QLD NFP provider shuts doors following “ten years of losses”
The Sector > Provider > General News > QLD NFP provider shuts doors following “ten years of losses”

QLD NFP provider shuts doors following “ten years of losses”

by Freya Lucas

February 11, 2019
South Burnett CTC closes 

Queensland not for profit (NFP) early childhood education and care (ECEC) provider, South Burnett CTC advised staff and parents on 7 February that childcare services in Nanango, Queensland, would be closing, effective 29 March, following “ten years of [financial] losses”.  

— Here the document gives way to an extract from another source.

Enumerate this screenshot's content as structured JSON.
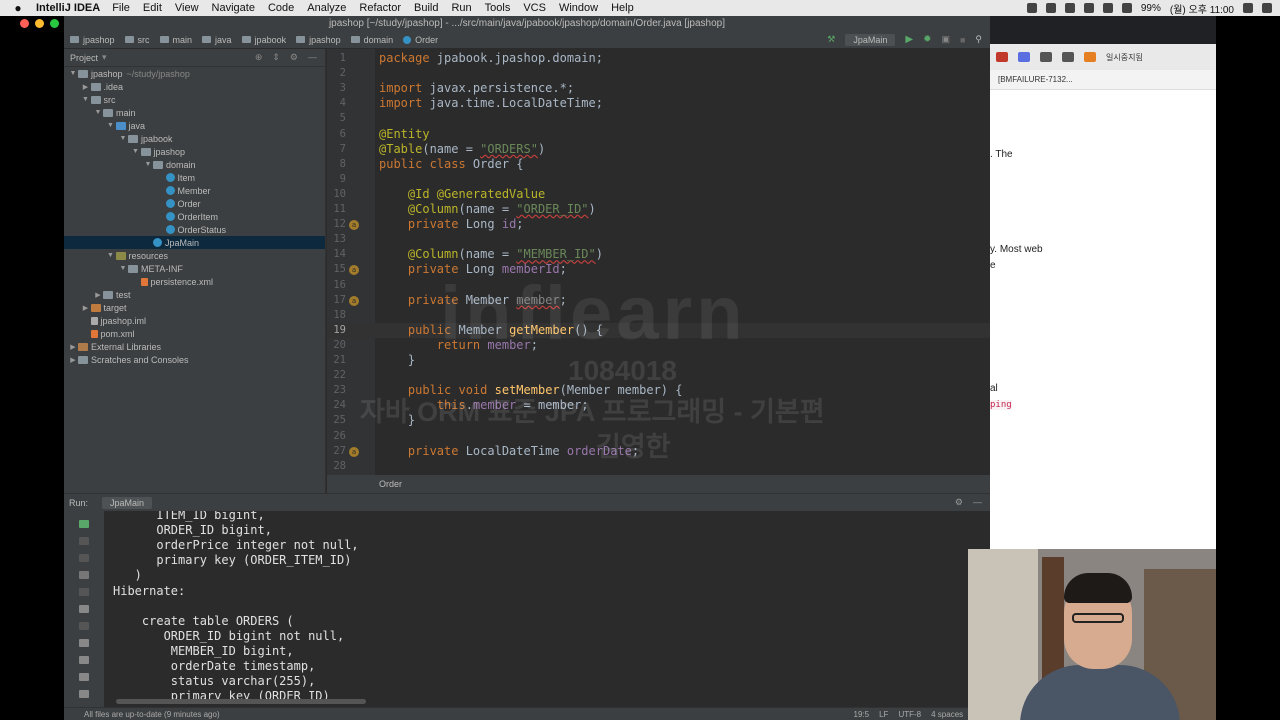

Describing the decision as “a very painful one”, South Burnett CEO Nina Temperton said negotiations to find a way to keep the services open had been underway for three years with other providers and Queensland’s Department of Education.

 

“CTC has finally given up,” Mrs Temperton said. “We are a NFP organisation and just can’t continue to cover the losses that these services have been incurring for the past 10 years.

 

“We know some people are upset but the truth is we have looked hard and cannot see any other alternative.”

 

Ms Temperton’s comments mirror those made by Albury Wodonga Community College (AWCC) Chairman, Kevin Poulton, in relation to the pending closure of AWCC run services, halted only through intervention from state and federal governments.

 

At the time, Mr Poulton was quoted as saying AWCC had “underwritten average annual losses of $30,000 for the past eight years”, but that the introduction of CCS had “increased the losses tenfold”.  

 

The services affected by the March South Burnett CTC closures will include an out of school hours care (OSHC) program, a childcare centre and a preschool service.

 

“We began providing these programs at the request of the Queensland Department of Education in order to assist working parents,” Ms Temperton said. “We expected to eventually break even financially but never achieved that goal and in fact made heavy losses every year for 10 years. We simply can no longer sustain this.”

 

Ms Temperton said she recognised that the children using the OSHC program who attend every weekday will be the hardest affected until an alternative provider is found.

 

She expressed that South Burnett CTC had “tried for the past three years, in conjunction with the Queensland Department of Education, to find another organisation to take over the service but in the last few days all hopes were dashed when the latest tenderer dropped out.”

 

The Nanango Childcare Centre will stop operating under the CTC banner on 29 March, however it is possible that the property may be leased by another local childcare provider.

 

“Negotiations are well advanced and depending on a successful transfer of licences we are hopeful of a good outcome,” Ms Temperton said, expressing her hope that many of the 16 staff who worked across the three sites would be retained by the incoming provider.

 

“We tried our level best for a long time – far too long for our own good – and it is most upsetting that we finally have to give up,” Ms Temperton said in closing. “The CTC staff and Board are doing their utmost to identify other options for both parents and employees.”